Care partners also expressed experiencing communication issues with their loved ones post-DBS, as patients felt they were completely healthy and care partners maintained there were some lingering, or worsening symptoms (Gülke and Pötter-Nerger 2022). The opposite was also true, with patients reporting that they were failing to meet care partners’ expectations of their level of functioning after surgery (e.g., failure of patient to return to work or engage in social activities), which led to increased conflict (Gülke and Pötter-Nerger 2022). Overall, these findings from the DBS for PD literature illustrate the relational complexity experienced by care partners after a patient receives an implantable device and the need for more research surrounding care partners supporting participants in experimental device trials (Fins, Wright, et al. in press).
CONSIDERATIONS FOR FUTURE TRIALS
Understanding care partners’ perspectives and identifying ways to increase support will be an essential part of reciprocating care partners’ efforts for the success of these trials. One suggestion made by Sankary et al. (2022) was to connect clinical trial participants to resources for psychological support. We contend that these offerings of psychological support should also be expanded to include care partners, especially in light of findings from DBS studies showing the impact implantable devices can have on the relationships between patients and care partners (Fins, Wright, et al. in press). Initial findings from a recent pilot study utilizing a brief cognitive behavioral therapy (CBT) for care partners of patients who underwent DBS for PD demonstrated it was an effective intervention and a sustainable benefit at three-month follow-up appointments (Mosley et al. 2021).

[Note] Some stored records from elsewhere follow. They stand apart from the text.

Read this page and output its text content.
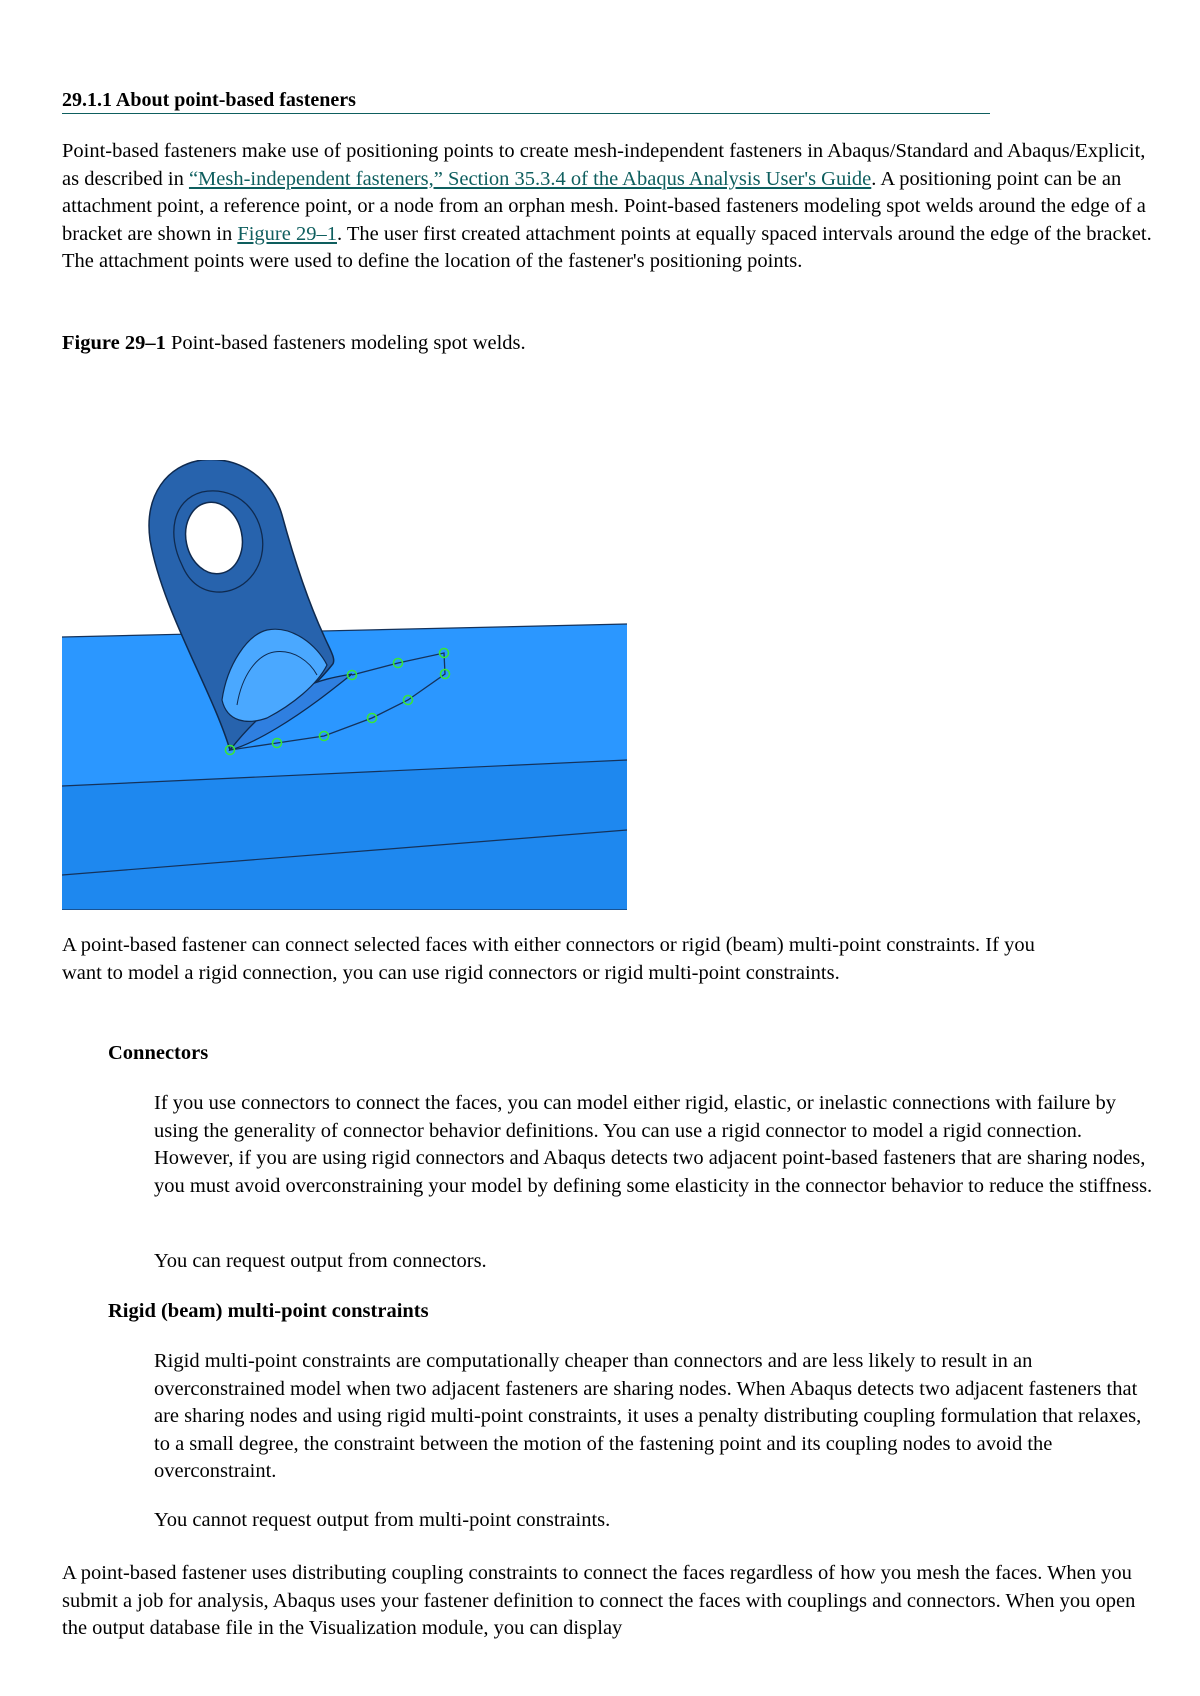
29.1.1 About point-based fasteners

Point-based fasteners make use of positioning points to create mesh-independent fasteners in Abaqus/Standard and Abaqus/Explicit, as described in “Mesh-independent fasteners,” Section 35.3.4 of the Abaqus Analysis User's Guide. A positioning point can be an attachment point, a reference point, or a node from an orphan mesh. Point-based fasteners modeling spot welds around the edge of a bracket are shown in Figure 29–1. The user first created attachment points at equally spaced intervals around the edge of the bracket. The attachment points were used to define the location of the fastener's positioning points.

Figure 29–1 Point-based fasteners modeling spot welds.

A point-based fastener can connect selected faces with either connectors or rigid (beam) multi-point constraints. If you want to model a rigid connection, you can use rigid connectors or rigid multi-point constraints.

Connectors

If you use connectors to connect the faces, you can model either rigid, elastic, or inelastic connections with failure by using the generality of connector behavior definitions. You can use a rigid connector to model a rigid connection. However, if you are using rigid connectors and Abaqus detects two adjacent point-based fasteners that are sharing nodes, you must avoid overconstraining your model by defining some elasticity in the connector behavior to reduce the stiffness.

You can request output from connectors.

Rigid (beam) multi-point constraints

Rigid multi-point constraints are computationally cheaper than connectors and are less likely to result in an overconstrained model when two adjacent fasteners are sharing nodes. When Abaqus detects two adjacent fasteners that are sharing nodes and using rigid multi-point constraints, it uses a penalty distributing coupling formulation that relaxes, to a small degree, the constraint between the motion of the fastening point and its coupling nodes to avoid the overconstraint.

You cannot request output from multi-point constraints.

A point-based fastener uses distributing coupling constraints to connect the faces regardless of how you mesh the faces. When you submit a job for analysis, Abaqus uses your fastener definition to connect the faces with couplings and connectors. When you open the output database file in the Visualization module, you can display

Given the known efficacy of cognitive behavioral therapy (CBT) for many psychological conditions and its ability to be administered in both individual and groups settings, CBT may be a feasible and effective addition to the exit protocols of experimental device trials. Participants and their designated primary care partners could be given the opportunity to attend a brief series of group and/or individual CBT sessions in which a clinician with expertise in CBT as well as experience with device trials could facilitate sessions to assist with specific challenges associated with transitioning from a device trial. Sessions could foster effective communication between participants and care partners to promote long-term positive outcomes and this intervention could itself be subject to study. However, in order to design interventions or supports specific to the needs of care partners involved in experimental device trials, we must first determine what those needs are, which can only be done by engaging care partners in conversation. This exploration may also yield alternate mechanisms of support strategies to increase equity of access to invasive neurological trials for participants who do not have care partners.
FUNDING
This work was supported by the National Institute of Mental Health (R01MH114854).
Footnotes
DISCLOSURE STATEMENT
No potential conflict of interest was reported by the author(s).
In this commentary, we use “participants” to refer to subjects enrolled in neural device trials, “patients” are individuals receiving standard of care treatment, and “care partners” are a family member or close friend involved in the care of participants or patients.